Koch der Nationalmannschaft Anton Schmaus: «Essen soll schon knallen»

| Gastronomie Gastronomie

Die Herangehensweise von Anton Schmaus in der Küche passt ziemlich gut zur Ausrichtung von Julian Nagelsmann auf dem Rasen. Keiner der beiden möchte unerhebliche Arbeit abliefern. «Wenn es um die Gerichte an sich geht, ist mir eine gewisse Grundwürzigkeit wichtig. Ich möchte nicht belanglos kochen, das Essen soll nicht dahinplätschern.

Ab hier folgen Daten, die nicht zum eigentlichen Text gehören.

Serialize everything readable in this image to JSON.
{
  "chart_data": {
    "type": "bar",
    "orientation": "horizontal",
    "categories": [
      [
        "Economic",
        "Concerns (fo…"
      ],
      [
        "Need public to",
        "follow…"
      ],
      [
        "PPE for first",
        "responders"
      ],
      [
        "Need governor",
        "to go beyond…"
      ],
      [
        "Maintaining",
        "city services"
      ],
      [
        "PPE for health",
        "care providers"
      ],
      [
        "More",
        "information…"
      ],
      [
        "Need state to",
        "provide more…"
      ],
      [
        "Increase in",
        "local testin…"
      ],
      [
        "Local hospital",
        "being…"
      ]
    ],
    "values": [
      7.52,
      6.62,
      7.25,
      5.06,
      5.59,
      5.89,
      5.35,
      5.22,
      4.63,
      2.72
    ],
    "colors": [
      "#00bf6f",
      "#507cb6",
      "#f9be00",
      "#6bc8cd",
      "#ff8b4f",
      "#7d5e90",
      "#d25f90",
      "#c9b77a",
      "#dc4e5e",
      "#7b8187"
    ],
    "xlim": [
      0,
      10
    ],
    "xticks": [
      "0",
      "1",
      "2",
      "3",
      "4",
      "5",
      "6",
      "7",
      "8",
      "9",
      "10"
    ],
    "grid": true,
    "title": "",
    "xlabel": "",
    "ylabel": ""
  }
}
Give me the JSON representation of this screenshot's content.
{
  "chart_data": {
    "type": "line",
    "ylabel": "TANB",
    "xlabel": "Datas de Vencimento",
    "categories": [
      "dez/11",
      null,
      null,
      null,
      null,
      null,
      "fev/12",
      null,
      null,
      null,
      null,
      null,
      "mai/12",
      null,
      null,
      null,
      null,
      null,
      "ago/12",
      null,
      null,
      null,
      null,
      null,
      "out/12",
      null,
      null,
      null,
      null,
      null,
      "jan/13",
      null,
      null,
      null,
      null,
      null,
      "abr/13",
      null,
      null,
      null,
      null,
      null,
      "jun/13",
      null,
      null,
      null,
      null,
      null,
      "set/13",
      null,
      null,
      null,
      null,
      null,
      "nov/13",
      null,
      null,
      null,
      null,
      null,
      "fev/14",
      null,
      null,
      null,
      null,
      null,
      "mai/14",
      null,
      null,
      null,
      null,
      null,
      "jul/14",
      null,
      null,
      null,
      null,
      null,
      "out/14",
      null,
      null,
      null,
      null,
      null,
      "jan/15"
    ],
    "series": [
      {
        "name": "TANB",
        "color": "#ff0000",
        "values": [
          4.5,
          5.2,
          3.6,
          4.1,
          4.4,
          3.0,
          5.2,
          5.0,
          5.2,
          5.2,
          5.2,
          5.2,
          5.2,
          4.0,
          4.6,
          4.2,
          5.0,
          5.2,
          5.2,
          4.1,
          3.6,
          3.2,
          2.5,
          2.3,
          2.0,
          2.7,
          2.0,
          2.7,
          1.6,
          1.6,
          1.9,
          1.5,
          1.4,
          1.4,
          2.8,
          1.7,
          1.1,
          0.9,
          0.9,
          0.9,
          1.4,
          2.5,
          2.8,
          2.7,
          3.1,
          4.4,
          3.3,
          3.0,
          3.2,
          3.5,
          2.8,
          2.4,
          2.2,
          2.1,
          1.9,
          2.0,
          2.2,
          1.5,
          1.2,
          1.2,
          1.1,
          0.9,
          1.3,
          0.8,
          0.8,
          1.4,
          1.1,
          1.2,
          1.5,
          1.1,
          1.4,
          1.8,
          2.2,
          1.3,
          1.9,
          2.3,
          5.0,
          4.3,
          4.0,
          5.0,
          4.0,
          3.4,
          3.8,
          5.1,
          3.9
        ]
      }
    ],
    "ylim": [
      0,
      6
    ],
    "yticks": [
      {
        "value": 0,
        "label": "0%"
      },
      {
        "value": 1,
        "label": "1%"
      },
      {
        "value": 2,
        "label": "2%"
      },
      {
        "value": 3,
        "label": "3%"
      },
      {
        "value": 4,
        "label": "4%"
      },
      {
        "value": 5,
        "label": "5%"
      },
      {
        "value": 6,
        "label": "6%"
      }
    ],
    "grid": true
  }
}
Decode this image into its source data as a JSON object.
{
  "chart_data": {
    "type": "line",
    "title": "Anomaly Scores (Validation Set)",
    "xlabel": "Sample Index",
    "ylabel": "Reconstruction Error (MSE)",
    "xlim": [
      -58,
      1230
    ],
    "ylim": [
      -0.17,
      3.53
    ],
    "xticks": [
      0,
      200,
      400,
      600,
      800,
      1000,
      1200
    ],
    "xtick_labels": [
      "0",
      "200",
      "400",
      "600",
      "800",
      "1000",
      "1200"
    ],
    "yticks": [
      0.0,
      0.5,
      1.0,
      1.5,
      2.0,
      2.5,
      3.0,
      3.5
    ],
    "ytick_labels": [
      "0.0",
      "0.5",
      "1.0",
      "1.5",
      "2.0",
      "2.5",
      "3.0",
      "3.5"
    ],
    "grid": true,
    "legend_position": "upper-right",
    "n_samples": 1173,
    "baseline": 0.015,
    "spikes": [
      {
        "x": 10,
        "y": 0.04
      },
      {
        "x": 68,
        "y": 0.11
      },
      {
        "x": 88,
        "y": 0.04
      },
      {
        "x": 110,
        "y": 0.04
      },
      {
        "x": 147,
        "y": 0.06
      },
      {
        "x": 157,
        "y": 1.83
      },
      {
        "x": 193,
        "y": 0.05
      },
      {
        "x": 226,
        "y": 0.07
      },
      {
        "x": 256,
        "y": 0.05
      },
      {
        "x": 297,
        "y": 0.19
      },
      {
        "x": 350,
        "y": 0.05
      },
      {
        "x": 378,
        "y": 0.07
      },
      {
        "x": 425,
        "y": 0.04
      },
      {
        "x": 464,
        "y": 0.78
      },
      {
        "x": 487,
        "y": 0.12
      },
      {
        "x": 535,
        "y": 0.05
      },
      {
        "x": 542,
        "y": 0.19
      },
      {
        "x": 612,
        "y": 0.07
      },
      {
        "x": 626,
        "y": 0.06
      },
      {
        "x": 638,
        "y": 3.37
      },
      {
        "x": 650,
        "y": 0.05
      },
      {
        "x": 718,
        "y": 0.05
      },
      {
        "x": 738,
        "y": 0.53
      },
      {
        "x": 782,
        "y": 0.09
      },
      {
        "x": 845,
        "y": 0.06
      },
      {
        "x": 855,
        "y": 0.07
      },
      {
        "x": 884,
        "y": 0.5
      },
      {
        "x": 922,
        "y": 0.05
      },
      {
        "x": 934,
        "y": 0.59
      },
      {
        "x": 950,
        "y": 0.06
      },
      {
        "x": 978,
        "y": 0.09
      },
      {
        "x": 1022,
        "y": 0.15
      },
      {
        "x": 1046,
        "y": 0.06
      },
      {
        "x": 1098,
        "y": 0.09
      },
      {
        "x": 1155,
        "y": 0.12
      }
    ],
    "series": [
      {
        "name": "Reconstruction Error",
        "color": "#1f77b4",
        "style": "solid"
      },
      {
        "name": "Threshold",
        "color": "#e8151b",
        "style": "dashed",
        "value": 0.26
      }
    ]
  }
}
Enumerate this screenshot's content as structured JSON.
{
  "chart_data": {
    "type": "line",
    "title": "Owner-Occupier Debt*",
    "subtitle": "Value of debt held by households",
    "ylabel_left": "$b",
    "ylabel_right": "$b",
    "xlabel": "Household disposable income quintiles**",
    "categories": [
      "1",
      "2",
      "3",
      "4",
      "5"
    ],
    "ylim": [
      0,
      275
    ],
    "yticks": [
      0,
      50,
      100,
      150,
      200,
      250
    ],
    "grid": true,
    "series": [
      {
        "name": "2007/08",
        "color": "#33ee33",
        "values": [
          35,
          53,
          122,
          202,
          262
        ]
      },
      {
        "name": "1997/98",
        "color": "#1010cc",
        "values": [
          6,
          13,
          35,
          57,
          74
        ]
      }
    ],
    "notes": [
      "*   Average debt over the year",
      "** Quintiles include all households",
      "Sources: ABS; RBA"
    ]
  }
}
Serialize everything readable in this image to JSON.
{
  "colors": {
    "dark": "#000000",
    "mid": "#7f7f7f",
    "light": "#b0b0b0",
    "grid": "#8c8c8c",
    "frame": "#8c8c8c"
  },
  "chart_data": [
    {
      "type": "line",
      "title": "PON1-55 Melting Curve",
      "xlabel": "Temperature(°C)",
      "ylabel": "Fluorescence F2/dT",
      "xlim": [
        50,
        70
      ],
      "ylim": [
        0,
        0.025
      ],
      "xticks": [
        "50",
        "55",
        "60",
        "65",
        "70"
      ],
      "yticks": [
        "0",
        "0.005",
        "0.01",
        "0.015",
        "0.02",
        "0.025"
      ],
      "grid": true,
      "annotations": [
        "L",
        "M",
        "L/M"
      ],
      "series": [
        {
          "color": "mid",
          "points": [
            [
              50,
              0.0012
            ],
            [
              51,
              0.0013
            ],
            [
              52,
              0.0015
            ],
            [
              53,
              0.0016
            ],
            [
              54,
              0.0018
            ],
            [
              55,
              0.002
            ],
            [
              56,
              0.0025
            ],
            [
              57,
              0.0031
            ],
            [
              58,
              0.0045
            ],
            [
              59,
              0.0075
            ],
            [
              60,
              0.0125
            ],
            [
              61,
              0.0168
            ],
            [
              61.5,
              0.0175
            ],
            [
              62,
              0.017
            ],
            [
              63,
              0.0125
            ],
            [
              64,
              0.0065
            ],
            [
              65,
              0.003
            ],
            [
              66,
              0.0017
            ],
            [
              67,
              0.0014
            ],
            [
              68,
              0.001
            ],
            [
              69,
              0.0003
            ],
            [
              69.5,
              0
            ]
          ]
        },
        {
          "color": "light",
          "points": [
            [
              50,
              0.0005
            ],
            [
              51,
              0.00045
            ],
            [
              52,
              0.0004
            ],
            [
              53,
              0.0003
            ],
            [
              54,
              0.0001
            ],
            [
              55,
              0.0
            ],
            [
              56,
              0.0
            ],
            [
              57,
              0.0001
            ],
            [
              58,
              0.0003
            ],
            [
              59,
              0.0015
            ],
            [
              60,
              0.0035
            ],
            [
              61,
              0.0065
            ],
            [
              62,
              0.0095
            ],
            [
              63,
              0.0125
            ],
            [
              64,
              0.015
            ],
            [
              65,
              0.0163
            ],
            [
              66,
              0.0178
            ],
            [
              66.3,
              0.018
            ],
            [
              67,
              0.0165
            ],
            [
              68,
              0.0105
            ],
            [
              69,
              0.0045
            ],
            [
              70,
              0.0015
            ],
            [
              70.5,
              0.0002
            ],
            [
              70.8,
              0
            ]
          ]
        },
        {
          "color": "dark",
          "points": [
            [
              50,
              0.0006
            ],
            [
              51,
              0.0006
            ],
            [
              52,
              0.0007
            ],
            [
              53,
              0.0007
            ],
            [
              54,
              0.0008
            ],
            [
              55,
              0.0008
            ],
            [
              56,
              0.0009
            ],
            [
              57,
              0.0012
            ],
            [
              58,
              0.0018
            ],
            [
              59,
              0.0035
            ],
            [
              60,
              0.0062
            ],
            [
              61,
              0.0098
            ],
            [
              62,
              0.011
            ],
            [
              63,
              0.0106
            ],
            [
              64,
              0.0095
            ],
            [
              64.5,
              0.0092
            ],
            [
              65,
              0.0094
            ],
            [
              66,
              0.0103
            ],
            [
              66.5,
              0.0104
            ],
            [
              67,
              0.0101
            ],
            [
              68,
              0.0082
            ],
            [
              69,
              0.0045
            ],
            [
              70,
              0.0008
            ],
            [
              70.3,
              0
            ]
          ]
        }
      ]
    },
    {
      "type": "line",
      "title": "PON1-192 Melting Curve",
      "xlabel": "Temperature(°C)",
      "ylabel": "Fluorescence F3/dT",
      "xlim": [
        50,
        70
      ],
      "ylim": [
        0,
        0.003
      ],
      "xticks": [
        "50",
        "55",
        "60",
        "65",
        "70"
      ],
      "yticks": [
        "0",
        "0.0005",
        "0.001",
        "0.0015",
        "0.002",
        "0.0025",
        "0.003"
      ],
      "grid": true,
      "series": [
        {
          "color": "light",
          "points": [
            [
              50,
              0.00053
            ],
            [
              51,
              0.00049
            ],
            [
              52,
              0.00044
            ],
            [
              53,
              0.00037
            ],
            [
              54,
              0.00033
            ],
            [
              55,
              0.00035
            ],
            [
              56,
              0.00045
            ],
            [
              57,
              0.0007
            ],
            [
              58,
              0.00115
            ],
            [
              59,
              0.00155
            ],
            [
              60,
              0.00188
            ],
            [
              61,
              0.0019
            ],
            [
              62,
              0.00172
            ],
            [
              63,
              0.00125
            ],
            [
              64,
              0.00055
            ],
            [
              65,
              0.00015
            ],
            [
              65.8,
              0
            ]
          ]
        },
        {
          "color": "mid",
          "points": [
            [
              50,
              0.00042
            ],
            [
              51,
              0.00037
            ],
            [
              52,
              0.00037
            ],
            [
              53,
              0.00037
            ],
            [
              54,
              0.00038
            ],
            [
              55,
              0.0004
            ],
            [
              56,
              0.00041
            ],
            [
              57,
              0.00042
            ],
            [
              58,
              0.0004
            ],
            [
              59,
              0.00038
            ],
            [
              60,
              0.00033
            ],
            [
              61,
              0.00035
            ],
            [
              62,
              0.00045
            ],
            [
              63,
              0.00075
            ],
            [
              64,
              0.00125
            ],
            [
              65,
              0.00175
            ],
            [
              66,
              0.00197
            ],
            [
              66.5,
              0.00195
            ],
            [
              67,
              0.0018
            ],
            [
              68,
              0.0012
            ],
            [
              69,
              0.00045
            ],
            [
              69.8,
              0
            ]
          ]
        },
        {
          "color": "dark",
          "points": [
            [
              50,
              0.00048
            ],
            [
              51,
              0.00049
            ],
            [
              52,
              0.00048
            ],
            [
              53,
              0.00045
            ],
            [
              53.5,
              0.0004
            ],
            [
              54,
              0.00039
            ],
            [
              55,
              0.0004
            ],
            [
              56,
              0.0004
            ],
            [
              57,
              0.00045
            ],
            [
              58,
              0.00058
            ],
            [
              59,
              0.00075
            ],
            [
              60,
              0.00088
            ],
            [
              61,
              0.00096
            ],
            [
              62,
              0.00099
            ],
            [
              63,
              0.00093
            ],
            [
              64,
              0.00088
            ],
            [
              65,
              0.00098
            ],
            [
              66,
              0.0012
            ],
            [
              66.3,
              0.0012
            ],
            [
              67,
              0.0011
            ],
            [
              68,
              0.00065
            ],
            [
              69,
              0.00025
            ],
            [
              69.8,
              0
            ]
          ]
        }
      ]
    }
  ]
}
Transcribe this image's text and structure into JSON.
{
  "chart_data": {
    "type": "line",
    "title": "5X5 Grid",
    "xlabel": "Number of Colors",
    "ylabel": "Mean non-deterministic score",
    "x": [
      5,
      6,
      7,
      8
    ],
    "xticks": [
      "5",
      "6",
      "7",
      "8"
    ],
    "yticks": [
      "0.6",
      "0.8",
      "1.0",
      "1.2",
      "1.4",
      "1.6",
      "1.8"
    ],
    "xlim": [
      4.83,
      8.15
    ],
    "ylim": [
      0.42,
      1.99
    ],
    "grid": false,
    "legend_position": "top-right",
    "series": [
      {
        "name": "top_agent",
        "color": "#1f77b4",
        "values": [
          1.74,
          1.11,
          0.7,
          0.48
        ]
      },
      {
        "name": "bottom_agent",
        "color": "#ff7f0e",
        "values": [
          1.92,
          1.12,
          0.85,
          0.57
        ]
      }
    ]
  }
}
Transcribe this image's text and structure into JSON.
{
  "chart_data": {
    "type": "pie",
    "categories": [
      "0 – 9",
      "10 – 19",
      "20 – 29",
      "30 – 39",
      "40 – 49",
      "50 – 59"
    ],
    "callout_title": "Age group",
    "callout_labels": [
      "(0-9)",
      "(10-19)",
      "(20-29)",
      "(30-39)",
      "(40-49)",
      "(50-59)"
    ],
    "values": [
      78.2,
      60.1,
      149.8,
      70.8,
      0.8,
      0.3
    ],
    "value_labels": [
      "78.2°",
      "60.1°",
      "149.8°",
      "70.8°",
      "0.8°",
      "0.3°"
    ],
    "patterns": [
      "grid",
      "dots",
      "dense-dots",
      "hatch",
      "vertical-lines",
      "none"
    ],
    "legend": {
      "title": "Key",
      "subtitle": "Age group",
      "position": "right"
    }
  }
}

Es soll schon knallen», sagte Schmaus der Deutschen Presse-Agentur im Vorfeld der Fußball-EM. 

Wenn Nagelsmann Bundestrainer ist, dann ist Schmaus so etwas wie der Bundes-Chefkoch. Und als solcher ist der Regensburger schon seit August 2017 für das leibliche und irgendwie auch seelische Wohlbefinden der Nationalspieler Manuel Neuer, Thomas Müller und Co. zuständig. Und so wie Nagelsmann schon weit vor der EM vom 14. Juni bis zum 14. Juli mit seinen Planungen begonnen hat, genauso ging es auch Schmaus.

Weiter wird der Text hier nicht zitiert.